State Street to convene industry group on consistent climate data

It is the latest financial giant to take on ESG data challenge

State Street plans to bring together a “critical mass of asset managers” in September to drive consistency and comparability of climate data, as financial giants such as BlackRock and Allianz make similar moves in the ESG data space. 

Patricia Hudson, Head of Executive Communications and Thought Leadership at State Street, said on a video conference hosted by the Institute for International Finance (IIF), that the pair would hold a workshop in September in a bid to bring together asset managers to agree on the key climate metrics, the methodologies they want companies to use to calculate those metrics, and how they want companies to report on them.

“At the moment the challenge is that there isn’t really a lot of consistency or comparability of the data and we have to quickly get to that stage,” said Hudson. “So that managers are asking companies to be reporting on the same things and that those results can be audited. That is a key issue to making progress.”

State Street Global Advisors has been thinking about ESG data as far back as 2011, with Chief Investment Officer Rick Lacaille leading efforts – initially via Project Delphi

Hudson said State Street and BlackRock had already endorsed the Sustainability Accounting Standards Board materiality framework and the TCFD principles on climate reporting, which she described as “investor-led frameworks focusing on the value drivers for investors”. 

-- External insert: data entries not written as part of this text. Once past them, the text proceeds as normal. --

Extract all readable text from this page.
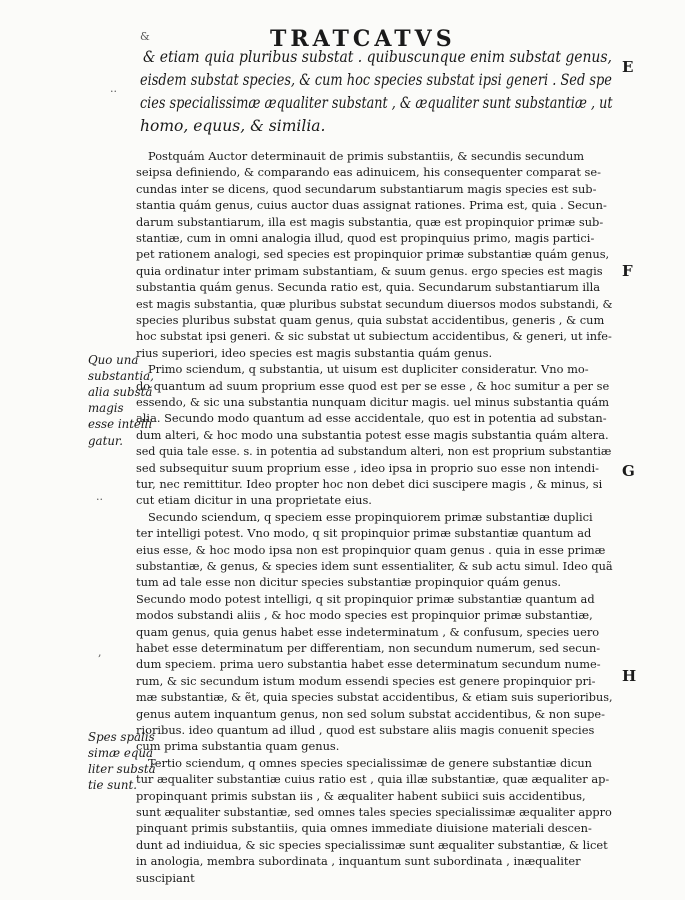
TRATCATVS
E
F
G
H
&
..
..
,
& etiam quia pluribus substat . quibuscunque enim substat genus,
eisdem substat species, & cum hoc species substat ipsi generi . Sed spe
cies specialissimæ æqualiter substant , & æqualiter sunt substantiæ , ut
homo, equus, & similia.
Postquám Auctor determinauit de primis substantiis, & secundis secundum
seipsa definiendo, & comparando eas adinuicem, his consequenter comparat se-
cundas inter se dicens, quod secundarum substantiarum magis species est sub-
stantia quám genus, cuius auctor duas assignat rationes. Prima est, quia . Secun-
darum substantiarum, illa est magis substantia, quæ est propinquior primæ sub-
stantiæ, cum in omni analogia illud, quod est propinquius primo, magis partici-
pet rationem analogi, sed species est propinquior primæ substantiæ quám genus,
quia ordinatur inter primam substantiam, & suum genus. ergo species est magis
substantia quám genus. Secunda ratio est, quia. Secundarum substantiarum illa
est magis substantia, quæ pluribus substat secundum diuersos modos substandi, &
species pluribus substat quam genus, quia substat accidentibus, generis , & cum
hoc substat ipsi generi. & sic substat ut subiectum accidentibus, & generi, ut infe-
rius superiori, ideo species est magis substantia quám genus.
Primo sciendum, q substantia, ut uisum est dupliciter consideratur. Vno mo-
do quantum ad suum proprium esse quod est per se esse , & hoc sumitur a per se
essendo, & sic una substantia nunquam dicitur magis. uel minus substantia quám
alia. Secundo modo quantum ad esse accidentale, quo est in potentia ad substan-
dum alteri, & hoc modo una substantia potest esse magis substantia quám altera.
sed quia tale esse. s. in potentia ad substandum alteri, non est proprium substantiæ
sed subsequitur suum proprium esse , ideo ipsa in proprio suo esse non intendi-
tur, nec remittitur. Ideo propter hoc non debet dici suscipere magis , & minus, si
cut etiam dicitur in una proprietate eius.
Secundo sciendum, q speciem esse propinquiorem primæ substantiæ duplici
ter intelligi potest. Vno modo, q sit propinquior primæ substantiæ quantum ad
eius esse, & hoc modo ipsa non est propinquior quam genus . quia in esse primæ
substantiæ, & genus, & species idem sunt essentialiter, & sub actu simul. Ideo quã
tum ad tale esse non dicitur species substantiæ propinquior quám genus.
Secundo modo potest intelligi, q sit propinquior primæ substantiæ quantum ad
modos substandi aliis , & hoc modo species est propinquior primæ substantiæ,
quam genus, quia genus habet esse indeterminatum , & confusum, species uero
habet esse determinatum per differentiam, non secundum numerum, sed secun-
dum speciem. prima uero substantia habet esse determinatum secundum nume-
rum, & sic secundum istum modum essendi species est genere propinquior pri-
mæ substantiæ, & ẽt, quia species substat accidentibus, & etiam suis superioribus,
genus autem inquantum genus, non sed solum substat accidentibus, & non supe-
rioribus. ideo quantum ad illud , quod est substare aliis magis conuenit species
cum prima substantia quam genus.
Tertio sciendum, q omnes species specialissimæ de genere substantiæ dicun
tur æqualiter substantiæ cuius ratio est , quia illæ substantiæ, quæ æqualiter ap-
propinquant primis substan iis , & æqualiter habent subiici suis accidentibus,
sunt æqualiter substantiæ, sed omnes tales species specialissimæ æqualiter appro
pinquant primis substantiis, quia omnes immediate diuisione materiali descen-
dunt ad indiuidua, & sic species specialissimæ sunt æqualiter substantiæ, & licet
in anologia, membra subordinata , inquantum sunt subordinata , inæqualiter
suscipiant
Quo una
substantia,
alia substã
magis
esse intelli
gatur.
Spes spalis
simæ equa
liter substã
tie sunt.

Also speaking on the video conference, Barbara Novick, Vice Chairman and Co-founder of BlackRock noted that companies could get up to 50 ESG data requests a year. 

“The proliferation of surveys leads to pretty low-quality data,” she said. “If they put effort in a few, the quality and consistency, we believe, goes up … If more people coalesce behind what they want it will be more likely issuers will embrace that.” 

BlackRock has teamed up with Microsoft to offer grants to address the lack of standardised, high-quality data, which the firms say “remains a significant hurdle in understanding the impact of sustainability-related risk on investment portfolios and company performance”.

It comes as Allianz and S&P Global launch a project to address the lack of standardised and financially-material climate data, via an open-source platform called OS-Climate data, which has backing from big hitters such as former UN Climate Chief Christiana Figueres and Bob Litterman, ex-Head of Risk at Goldman Sachs.

And the Net-Zero Asset Owner Alliance, the $4trn UN-backed body co-founded by Allianz, has called on service providers to urgently converge on carbon neutral methodologies in a call for comment.